In November 2016, the IMF approved $41.6 million in financial assistance following the passage of Hurricane Matthew under the Rapid Credit Facility (RCF). Previously, after the devastating earthquake that hit the country in early 2010, the IMF approved $268 million (4 percent of GDP) in post-catastrophe debt relief to free up resources for Haiti to meet its exceptional reconstruction needs.

  • RCF funds were disbursed to help the authorities meet urgent balance-of-payments needs and facilitate the post-hurricane reconstruction effort. A portion of these funds was used for nutritional assistance and sanitation needs in the immediate aftermath of Hurricane Matthew. Part of the Fund debt relief resources have been used to provide affordable social housing and to build institutional capacity aimed at strengthening the quality of public spending.

  • To boost social spending, IMF-supported programs in Haiti have included a quantitative target on poverty-reducing expenditures, including on health, education and agriculture. This helped social spending double between 2009 and 2014, with anti-poverty spending reaching almost 4 percent of GDP.

  • The IMF supports other actions taken in the context of the 2015 ECF program, including (i) a comprehensive education program financed by the Haitian government to bring all children aged 6 to 12 to school over a period of four years (about 25 percent each year); (ii) a conditional cash transfer program in favor of women in very poor neighborhoods in the Port-au-Prince area; and (iii) a food production and distribution program in poor neighborhoods to alleviate the impact of drought and promote agricultural development.


Jordan implemented several measures under the three-year SBA-supported program, which was approved in August 2012 and expired in August 2015:

  • Electricity tariff reform has been implemented in a socially acceptable way.
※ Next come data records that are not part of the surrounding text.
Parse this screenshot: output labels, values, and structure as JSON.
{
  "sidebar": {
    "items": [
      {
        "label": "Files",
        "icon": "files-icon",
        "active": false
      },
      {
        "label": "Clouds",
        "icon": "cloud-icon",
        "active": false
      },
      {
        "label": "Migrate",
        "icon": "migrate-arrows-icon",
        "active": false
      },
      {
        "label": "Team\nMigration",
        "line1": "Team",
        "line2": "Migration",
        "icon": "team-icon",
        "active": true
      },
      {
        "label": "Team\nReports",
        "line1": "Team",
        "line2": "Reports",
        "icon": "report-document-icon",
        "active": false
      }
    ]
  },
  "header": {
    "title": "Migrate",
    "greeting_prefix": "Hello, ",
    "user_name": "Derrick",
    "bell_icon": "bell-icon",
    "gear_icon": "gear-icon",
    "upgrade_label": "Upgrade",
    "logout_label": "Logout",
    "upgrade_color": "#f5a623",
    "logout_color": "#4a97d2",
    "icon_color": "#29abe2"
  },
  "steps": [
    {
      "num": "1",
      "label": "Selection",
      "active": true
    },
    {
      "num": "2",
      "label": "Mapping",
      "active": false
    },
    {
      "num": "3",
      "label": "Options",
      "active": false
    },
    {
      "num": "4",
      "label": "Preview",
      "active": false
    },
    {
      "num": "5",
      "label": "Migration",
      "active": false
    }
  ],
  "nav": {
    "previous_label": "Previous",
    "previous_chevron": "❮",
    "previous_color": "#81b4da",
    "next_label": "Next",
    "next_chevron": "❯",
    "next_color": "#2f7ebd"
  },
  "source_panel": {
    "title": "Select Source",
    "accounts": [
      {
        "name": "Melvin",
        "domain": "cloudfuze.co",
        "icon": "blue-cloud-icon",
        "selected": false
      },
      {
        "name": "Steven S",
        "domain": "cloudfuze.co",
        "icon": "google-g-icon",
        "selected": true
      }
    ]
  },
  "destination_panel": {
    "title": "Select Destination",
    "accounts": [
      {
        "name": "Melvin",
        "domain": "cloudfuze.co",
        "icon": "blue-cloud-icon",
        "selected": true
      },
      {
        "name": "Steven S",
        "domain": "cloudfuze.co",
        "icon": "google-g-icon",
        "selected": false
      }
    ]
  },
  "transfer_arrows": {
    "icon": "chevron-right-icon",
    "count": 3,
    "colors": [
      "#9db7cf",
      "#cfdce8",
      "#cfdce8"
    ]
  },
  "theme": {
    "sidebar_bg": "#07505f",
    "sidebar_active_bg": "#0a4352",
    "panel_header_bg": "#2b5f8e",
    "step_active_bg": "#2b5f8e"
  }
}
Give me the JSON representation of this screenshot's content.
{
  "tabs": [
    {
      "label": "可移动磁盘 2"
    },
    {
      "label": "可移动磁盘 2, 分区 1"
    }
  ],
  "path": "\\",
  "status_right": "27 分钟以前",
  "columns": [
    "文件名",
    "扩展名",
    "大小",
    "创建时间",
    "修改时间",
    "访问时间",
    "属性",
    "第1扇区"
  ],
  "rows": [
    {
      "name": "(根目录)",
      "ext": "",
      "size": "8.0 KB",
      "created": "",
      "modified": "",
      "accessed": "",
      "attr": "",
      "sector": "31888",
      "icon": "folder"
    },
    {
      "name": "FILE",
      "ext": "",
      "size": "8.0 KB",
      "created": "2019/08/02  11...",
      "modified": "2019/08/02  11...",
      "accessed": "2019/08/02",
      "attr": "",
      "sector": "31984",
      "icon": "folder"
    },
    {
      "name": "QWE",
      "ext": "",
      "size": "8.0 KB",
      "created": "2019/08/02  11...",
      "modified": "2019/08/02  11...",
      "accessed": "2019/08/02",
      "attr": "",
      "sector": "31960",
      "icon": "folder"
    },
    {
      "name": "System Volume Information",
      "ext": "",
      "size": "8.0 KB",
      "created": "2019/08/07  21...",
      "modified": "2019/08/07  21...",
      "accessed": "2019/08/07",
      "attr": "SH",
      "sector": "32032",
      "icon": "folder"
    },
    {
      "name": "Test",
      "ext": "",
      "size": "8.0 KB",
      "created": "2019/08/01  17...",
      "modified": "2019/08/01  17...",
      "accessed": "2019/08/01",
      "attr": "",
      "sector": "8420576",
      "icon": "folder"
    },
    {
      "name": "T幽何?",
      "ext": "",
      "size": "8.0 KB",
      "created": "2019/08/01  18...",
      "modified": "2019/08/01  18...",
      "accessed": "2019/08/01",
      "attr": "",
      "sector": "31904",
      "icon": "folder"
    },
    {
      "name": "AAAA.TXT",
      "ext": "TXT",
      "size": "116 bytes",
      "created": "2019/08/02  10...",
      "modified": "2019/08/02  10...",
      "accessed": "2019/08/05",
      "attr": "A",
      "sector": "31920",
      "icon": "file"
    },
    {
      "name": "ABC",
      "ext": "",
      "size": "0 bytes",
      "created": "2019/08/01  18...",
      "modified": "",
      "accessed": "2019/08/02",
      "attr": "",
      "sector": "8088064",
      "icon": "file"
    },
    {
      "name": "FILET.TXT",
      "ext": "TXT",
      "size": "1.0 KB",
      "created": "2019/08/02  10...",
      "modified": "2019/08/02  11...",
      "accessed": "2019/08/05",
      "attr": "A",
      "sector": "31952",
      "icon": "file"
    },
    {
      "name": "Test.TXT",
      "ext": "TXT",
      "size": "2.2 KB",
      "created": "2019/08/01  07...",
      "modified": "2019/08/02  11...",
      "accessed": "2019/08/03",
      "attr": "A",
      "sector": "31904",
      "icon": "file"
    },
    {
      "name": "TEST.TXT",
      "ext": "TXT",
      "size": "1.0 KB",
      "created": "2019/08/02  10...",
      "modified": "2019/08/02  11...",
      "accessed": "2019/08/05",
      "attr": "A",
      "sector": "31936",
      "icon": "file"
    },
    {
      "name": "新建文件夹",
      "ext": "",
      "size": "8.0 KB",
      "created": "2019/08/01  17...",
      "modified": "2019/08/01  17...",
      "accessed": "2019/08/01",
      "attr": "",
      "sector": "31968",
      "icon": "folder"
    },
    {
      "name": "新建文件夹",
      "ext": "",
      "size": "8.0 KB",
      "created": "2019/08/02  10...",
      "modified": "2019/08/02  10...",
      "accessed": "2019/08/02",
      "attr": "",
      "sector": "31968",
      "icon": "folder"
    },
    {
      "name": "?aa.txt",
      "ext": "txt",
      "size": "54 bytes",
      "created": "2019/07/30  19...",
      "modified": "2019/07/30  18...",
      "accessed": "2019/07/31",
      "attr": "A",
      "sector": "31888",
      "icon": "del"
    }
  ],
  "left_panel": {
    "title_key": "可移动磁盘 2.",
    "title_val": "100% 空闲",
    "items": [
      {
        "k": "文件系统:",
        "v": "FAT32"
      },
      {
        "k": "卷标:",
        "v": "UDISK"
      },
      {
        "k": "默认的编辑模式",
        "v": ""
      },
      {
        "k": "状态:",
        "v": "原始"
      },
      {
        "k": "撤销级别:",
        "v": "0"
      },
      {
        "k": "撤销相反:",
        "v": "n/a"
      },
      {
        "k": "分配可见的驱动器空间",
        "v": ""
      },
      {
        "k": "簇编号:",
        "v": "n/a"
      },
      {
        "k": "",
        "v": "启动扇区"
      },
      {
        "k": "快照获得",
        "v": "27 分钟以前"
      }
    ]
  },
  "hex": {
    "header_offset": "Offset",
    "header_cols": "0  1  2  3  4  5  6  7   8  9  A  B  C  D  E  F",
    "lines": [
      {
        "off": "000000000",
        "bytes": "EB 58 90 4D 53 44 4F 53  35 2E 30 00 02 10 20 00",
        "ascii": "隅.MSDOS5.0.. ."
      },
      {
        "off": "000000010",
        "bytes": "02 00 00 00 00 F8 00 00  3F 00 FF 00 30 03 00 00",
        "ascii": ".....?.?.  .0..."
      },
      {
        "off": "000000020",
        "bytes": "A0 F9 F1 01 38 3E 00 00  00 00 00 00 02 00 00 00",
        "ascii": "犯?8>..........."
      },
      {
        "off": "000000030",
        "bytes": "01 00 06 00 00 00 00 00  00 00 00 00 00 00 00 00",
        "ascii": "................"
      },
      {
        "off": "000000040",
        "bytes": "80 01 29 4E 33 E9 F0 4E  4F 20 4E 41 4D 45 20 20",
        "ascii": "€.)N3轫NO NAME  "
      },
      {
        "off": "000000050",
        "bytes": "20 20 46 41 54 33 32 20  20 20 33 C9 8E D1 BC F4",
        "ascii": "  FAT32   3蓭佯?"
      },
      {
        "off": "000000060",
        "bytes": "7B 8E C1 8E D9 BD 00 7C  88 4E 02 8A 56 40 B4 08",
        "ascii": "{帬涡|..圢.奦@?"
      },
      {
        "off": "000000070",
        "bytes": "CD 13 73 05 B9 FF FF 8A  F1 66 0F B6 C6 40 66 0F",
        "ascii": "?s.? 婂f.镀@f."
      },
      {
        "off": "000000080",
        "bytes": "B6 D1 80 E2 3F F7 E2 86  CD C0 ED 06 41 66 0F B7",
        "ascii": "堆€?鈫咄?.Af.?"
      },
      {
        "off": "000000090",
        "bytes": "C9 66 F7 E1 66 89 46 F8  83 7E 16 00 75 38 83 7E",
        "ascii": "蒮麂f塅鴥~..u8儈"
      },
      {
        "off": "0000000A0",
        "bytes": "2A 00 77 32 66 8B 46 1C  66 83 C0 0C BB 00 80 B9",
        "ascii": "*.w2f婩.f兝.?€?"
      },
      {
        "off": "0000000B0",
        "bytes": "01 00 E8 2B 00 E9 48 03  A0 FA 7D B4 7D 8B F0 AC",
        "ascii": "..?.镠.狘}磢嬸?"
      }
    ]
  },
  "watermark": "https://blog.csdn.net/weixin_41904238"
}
All households were exempted from the tariff increase implemented in mid-August 2013, and the increases in January 2014 and January 2015 affected only wealthier households.

  • Access to finance for small and medium-sized enterprises and low-income individuals is being improved. A credit bureau was licensed and has started its operations. Also, a new legislation on secured lending is currently before parliament. The World Bank and the European Bank for Reconstruction and Development approved loans to promote the  financing of small and medium-sized enterprises. The Central Bank of Jordan has started working on a financial inclusion strategy.

  • Cash transfers were introduced in November 2012 to mitigate the social impact of the removal of general fuel subsidies. These transfers, which are paid when the oil prices exceed $100 per barrel, amount to about US$100 per person per year; they are capped at a maximum of six family members. Initially, all families with an annual income below JD 10,000 (US$14,700) (70 percent of the population) were eligible for the transfers, but eligibility criteria were extended to include assets (land, car and real estate ownership), so as to better target the poor segments of the population.